Policy Adaptibility and Continuous Robot Motion

Adaptibility to Different Arm Motions

We show comparisons across trials to highlight the policy's adaptability to different arm motions. Rather than waiting passively, the policy continuously adjusts and makes progress throughout dressing.

Trial A

Trial B

In Trial A, the participant extends their arm downward, leaving it mostly straight after the motion. As a result, the robot pulls the garment directly towards the shoulder without turning behind the arm. In contrast, in Trial B, the robot pulls the garment further behind the elbow to make a broader turn, adapting to the participant's more bent arm posture.

Trial A

Trial B

In Trial A, the participant keeps their forearm bent sharply while scrolling on their phone. To avoid snagging on the elbow, the robot moves on the outer side of the arm, making a wider turn around the elbow. In Trial B, the participant extends their arm slightly forward, positioning the elbow ahead of the shoulder. As a result, the robot takes a more direct path and begins aligning the garment with the shoulder earlier.

Trial A

Trial B

In Trial A, the participant holds their arm in a higher, L-shaped position. In response, the robot pulls the garment further behind the elbow, making a bigger turn to prevent the garment from snagging on the elbow. In Trial B, the participant extends their arm to the side and moves it up and down several times. The robot responds by shifting toward this sideward arm position. Notably, when the participant retracts their arm into a bent position, the robot quickly adapts and successfully places the garment on the participant’s shoulder.
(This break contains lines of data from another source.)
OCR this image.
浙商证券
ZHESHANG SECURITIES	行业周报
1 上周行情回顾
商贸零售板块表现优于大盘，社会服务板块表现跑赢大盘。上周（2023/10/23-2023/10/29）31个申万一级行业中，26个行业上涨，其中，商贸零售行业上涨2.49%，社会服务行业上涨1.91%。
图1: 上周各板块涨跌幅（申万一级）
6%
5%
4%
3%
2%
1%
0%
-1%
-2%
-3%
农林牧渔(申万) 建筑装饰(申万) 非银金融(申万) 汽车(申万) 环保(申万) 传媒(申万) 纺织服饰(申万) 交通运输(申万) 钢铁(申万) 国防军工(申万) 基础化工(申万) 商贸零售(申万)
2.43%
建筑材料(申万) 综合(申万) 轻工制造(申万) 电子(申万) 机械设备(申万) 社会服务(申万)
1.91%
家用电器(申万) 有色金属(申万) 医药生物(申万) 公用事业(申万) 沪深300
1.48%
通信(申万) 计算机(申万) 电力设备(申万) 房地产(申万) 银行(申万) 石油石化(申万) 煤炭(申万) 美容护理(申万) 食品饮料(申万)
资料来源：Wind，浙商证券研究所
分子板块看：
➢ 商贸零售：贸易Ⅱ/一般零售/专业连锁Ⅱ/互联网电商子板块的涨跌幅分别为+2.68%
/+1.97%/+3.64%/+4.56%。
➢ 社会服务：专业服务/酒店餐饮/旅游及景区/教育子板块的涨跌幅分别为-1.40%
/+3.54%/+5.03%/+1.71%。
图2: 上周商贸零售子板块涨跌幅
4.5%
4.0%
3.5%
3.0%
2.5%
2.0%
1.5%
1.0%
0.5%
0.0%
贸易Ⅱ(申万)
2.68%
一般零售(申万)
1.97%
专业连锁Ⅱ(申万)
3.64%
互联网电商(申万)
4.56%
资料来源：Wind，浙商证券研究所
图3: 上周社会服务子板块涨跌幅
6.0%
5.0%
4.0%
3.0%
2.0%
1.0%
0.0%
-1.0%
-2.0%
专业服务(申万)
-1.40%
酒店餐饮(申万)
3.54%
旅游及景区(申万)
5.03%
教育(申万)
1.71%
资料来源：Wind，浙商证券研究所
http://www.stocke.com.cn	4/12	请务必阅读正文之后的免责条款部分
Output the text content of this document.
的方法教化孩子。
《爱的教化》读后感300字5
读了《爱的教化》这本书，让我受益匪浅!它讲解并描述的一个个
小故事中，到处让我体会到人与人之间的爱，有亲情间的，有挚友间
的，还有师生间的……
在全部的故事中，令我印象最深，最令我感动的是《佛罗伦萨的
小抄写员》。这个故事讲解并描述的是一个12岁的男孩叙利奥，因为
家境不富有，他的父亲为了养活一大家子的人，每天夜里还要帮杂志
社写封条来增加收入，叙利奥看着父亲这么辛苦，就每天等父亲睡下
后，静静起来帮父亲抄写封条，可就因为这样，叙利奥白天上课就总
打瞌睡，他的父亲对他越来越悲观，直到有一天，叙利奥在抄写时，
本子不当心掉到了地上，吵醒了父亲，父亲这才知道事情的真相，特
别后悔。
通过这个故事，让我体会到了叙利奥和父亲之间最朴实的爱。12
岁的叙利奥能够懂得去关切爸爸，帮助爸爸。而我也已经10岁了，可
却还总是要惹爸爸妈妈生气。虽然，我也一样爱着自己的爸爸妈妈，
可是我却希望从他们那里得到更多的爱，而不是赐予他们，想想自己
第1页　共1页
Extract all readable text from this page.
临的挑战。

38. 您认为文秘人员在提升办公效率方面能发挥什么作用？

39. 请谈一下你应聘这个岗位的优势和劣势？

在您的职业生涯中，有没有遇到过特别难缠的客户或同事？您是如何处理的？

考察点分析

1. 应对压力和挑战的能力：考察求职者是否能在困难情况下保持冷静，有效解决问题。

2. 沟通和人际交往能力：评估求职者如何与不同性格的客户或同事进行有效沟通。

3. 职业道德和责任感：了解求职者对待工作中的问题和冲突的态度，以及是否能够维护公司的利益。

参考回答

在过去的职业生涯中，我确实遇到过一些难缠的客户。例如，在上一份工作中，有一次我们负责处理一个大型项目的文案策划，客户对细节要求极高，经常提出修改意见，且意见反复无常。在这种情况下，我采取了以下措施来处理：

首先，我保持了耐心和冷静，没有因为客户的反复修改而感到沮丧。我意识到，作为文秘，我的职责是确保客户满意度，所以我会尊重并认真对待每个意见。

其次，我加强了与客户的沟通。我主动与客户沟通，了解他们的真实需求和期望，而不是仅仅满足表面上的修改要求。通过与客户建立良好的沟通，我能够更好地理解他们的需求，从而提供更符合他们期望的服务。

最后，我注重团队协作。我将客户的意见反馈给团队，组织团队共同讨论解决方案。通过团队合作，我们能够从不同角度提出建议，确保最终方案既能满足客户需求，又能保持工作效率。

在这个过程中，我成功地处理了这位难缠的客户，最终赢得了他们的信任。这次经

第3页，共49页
Adaptibility to Different Garments

These examples highlight that the policy adapts to different garment properties. Compared to the jacket, the plaid shirt has wider shoulder openings, which exert less force on the participant as it is pulled onto the arm. In response, for some arm motions, the policy pulls further behind the person's arm when dressing with the plaid shirt. This behavior helps avoid snags from small turns and takes advantage of the wider openings to reduce applied force. In contrast, for the jacket—where tighter sleeves require more precision—the policy follows a more standard dressing trajectory.

Real-World Quantitative Results

We compare our method against the two baselines on the 48 trials where all methods are evaluated on the same arm motions and garments. As shown in the right table in Figure 2, our method outperforms both baselines in terms of arm dressed ratios. The Likert item responses on the left show that participants generally agree that our method provides a better dressing experience.

Likert item responses (left) and average arm dressed ratios (right) for our method, evaluated on all 168 trials.

Simulation Evaluation Study

In simulation, we generate four body sizes—small, medium, large, and extra large—by varying arm length and radius. We define 14 arm motions by executing seven distinct motions and their reversed versions. Additionally, we select three garments with varying sleeve widths and lengths. Below, we present a subset of the body size, arm motion, and garment combinations.

Simulation Quantitative Results

Our method achieves the highest upper arm dressed ratio on 13 of 14 arm motions and across all body sizes, outperforming the baselines by 0.15-0.28. Notably, while all other methods show clear performance degradation as body size increases from Medium (the training body size) to Large and Extra Large, our method maintains consistent performance across all three unseen body sizes.

Upper arm dressed ratio of all methods across different body sizes. — Upper arm dressed ratio across different body sizes.

Upper arm dressed ratio of all methods across different arm motions. “rev.” denotes the
reversed version of the original motion. — Upper arm dressed ratio across different arm motions. “rev.” denotes the reversed version of the original motion.